Falling production swings EnQuest to a loss as hopes rest on Kraken

By

Sharecast News | 07 Sep, 2017

EnQuest dived into a pre-tax loss for the first half of the year as oil hedging reduced average sold oil prices and production slowed as it focused resources on its complicated North Sea project, Kraken, that has weighed the oil producer down with debt.

Kraken, located 125km east of the Shetland Islands and named after a mythical sea monster that was said to sink merchant ships off the coasts of Norway and Greenland, began producing oil towards the end of the six-month period but was beset by a series of issues relating to the commissioning of its complex drilling vessel.

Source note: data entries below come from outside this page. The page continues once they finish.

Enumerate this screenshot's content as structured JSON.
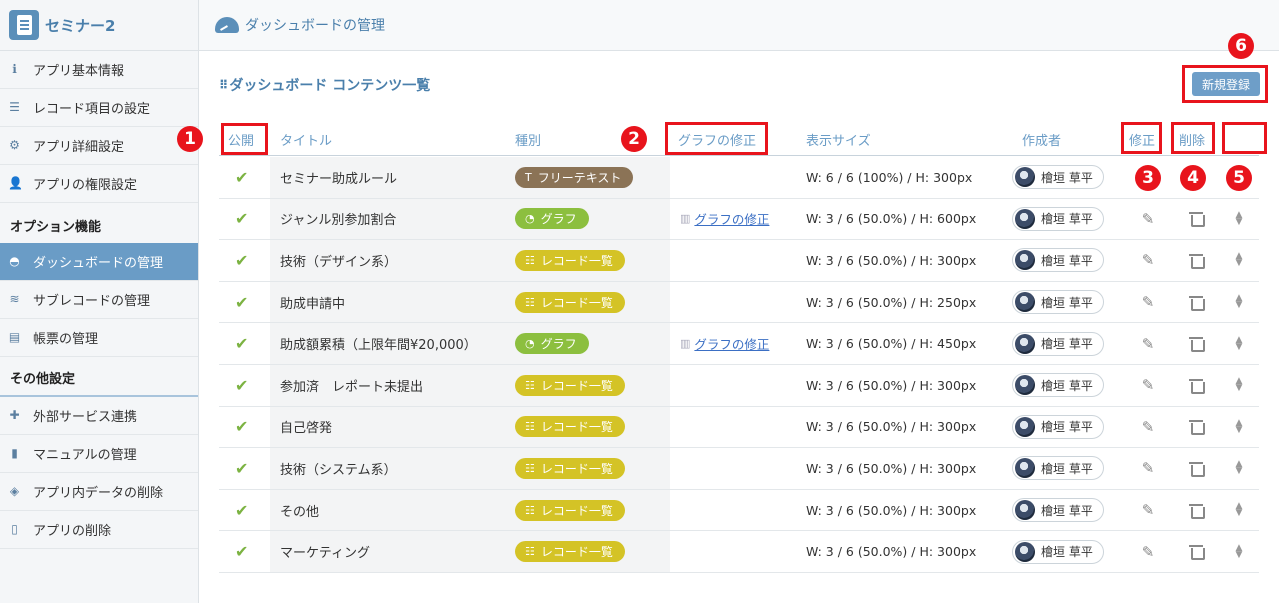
{
  "app": {
    "name": "セミナー2"
  },
  "sidebar": {
    "items": [
      {
        "label": "アプリ基本情報",
        "icon": "info-icon"
      },
      {
        "label": "レコード項目の設定",
        "icon": "list-lines-icon"
      },
      {
        "label": "アプリ詳細設定",
        "icon": "gear-icon"
      },
      {
        "label": "アプリの権限設定",
        "icon": "user-lock-icon"
      }
    ],
    "option_section": "オプション機能",
    "option_items": [
      {
        "label": "ダッシュボードの管理",
        "icon": "dashboard-gauge-icon",
        "active": true
      },
      {
        "label": "サブレコードの管理",
        "icon": "sublayers-icon"
      },
      {
        "label": "帳票の管理",
        "icon": "excel-form-icon"
      }
    ],
    "other_section": "その他設定",
    "other_items": [
      {
        "label": "外部サービス連携",
        "icon": "puzzle-icon"
      },
      {
        "label": "マニュアルの管理",
        "icon": "book-icon"
      },
      {
        "label": "アプリ内データの削除",
        "icon": "eraser-icon"
      },
      {
        "label": "アプリの削除",
        "icon": "trash-icon"
      }
    ]
  },
  "topbar": {
    "title": "ダッシュボードの管理"
  },
  "content": {
    "heading": "ダッシュボード コンテンツ一覧",
    "new_button": "新規登録"
  },
  "table": {
    "headers": {
      "public": "公開",
      "title": "タイトル",
      "kind": "種別",
      "graph_edit": "グラフの修正",
      "size": "表示サイズ",
      "author": "作成者",
      "edit": "修正",
      "delete": "削除"
    },
    "rows": [
      {
        "title": "セミナー助成ルール",
        "kind": "フリーテキスト",
        "kind_type": "free",
        "graph_link": "",
        "size": "W: 6 / 6 (100%) / H: 300px",
        "author": "檜垣 草平",
        "actions": false
      },
      {
        "title": "ジャンル別参加割合",
        "kind": "グラフ",
        "kind_type": "graph",
        "graph_link": "グラフの修正",
        "size": "W: 3 / 6 (50.0%) / H: 600px",
        "author": "檜垣 草平",
        "actions": true
      },
      {
        "title": "技術（デザイン系）",
        "kind": "レコード一覧",
        "kind_type": "list",
        "graph_link": "",
        "size": "W: 3 / 6 (50.0%) / H: 300px",
        "author": "檜垣 草平",
        "actions": true
      },
      {
        "title": "助成申請中",
        "kind": "レコード一覧",
        "kind_type": "list",
        "graph_link": "",
        "size": "W: 3 / 6 (50.0%) / H: 250px",
        "author": "檜垣 草平",
        "actions": true
      },
      {
        "title": "助成額累積（上限年間¥20,000）",
        "kind": "グラフ",
        "kind_type": "graph",
        "graph_link": "グラフの修正",
        "size": "W: 3 / 6 (50.0%) / H: 450px",
        "author": "檜垣 草平",
        "actions": true
      },
      {
        "title": "参加済　レポート未提出",
        "kind": "レコード一覧",
        "kind_type": "list",
        "graph_link": "",
        "size": "W: 3 / 6 (50.0%) / H: 300px",
        "author": "檜垣 草平",
        "actions": true
      },
      {
        "title": "自己啓発",
        "kind": "レコード一覧",
        "kind_type": "list",
        "graph_link": "",
        "size": "W: 3 / 6 (50.0%) / H: 300px",
        "author": "檜垣 草平",
        "actions": true
      },
      {
        "title": "技術（システム系）",
        "kind": "レコード一覧",
        "kind_type": "list",
        "graph_link": "",
        "size": "W: 3 / 6 (50.0%) / H: 300px",
        "author": "檜垣 草平",
        "actions": true
      },
      {
        "title": "その他",
        "kind": "レコード一覧",
        "kind_type": "list",
        "graph_link": "",
        "size": "W: 3 / 6 (50.0%) / H: 300px",
        "author": "檜垣 草平",
        "actions": true
      },
      {
        "title": "マーケティング",
        "kind": "レコード一覧",
        "kind_type": "list",
        "graph_link": "",
        "size": "W: 3 / 6 (50.0%) / H: 300px",
        "author": "檜垣 草平",
        "actions": true
      }
    ]
  },
  "annotations": {
    "markers": [
      "1",
      "2",
      "3",
      "4",
      "5",
      "6"
    ],
    "color": "#e8141c"
  }
}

This floating production storage and offloading (FPSO) had to be designed to manage the heavy oil from the development, and lead EnQuest to prepare investors for the news that as a result of these startup problems, production would fall significantly short of its previous guidance of 45,000-50,000 boepd to somewhere in the vicinity of 37,015 boepd.

By focusing resources and drilling activity away from its more mature assets to focus on Kraken, EnQuest watched its revenue fall from $391.3m to $294.8m for the six months leading to 30 June and announced a pre-tax loss of $21.3m, a significantly reverse from the $74.9m profit it had booked a year earlier as unit operating costs rose by $2 to $25 a barrel.

Production fell 13% to 37,015 barrels of oil equivalent per day (boepd) as result of depleted reservoirs in some of its older fields and results were hampered by oil price hedging, which saw average sold oil prices slipping to $52 from the $62 it had been during the first half of 2016, despite real-life average prices being higher.

Debt rose $100m to $1.92bn at the end of June, although EnQuest said in August that it was "not uncomfortable" with its debt position, with $213m in cash and equivalents at its disposal.

On Thursday, chief executive Amjad Bseisu said, "Deleveraging the balance sheet remains a key post Kraken start up objective," as the $2.4bn project necessitated a $400m debt restructure, approved before 2014's oil price crash, in order to complete the project.

As of 1650 BST, EnQuest shares had risen 4.07% to 26.02p.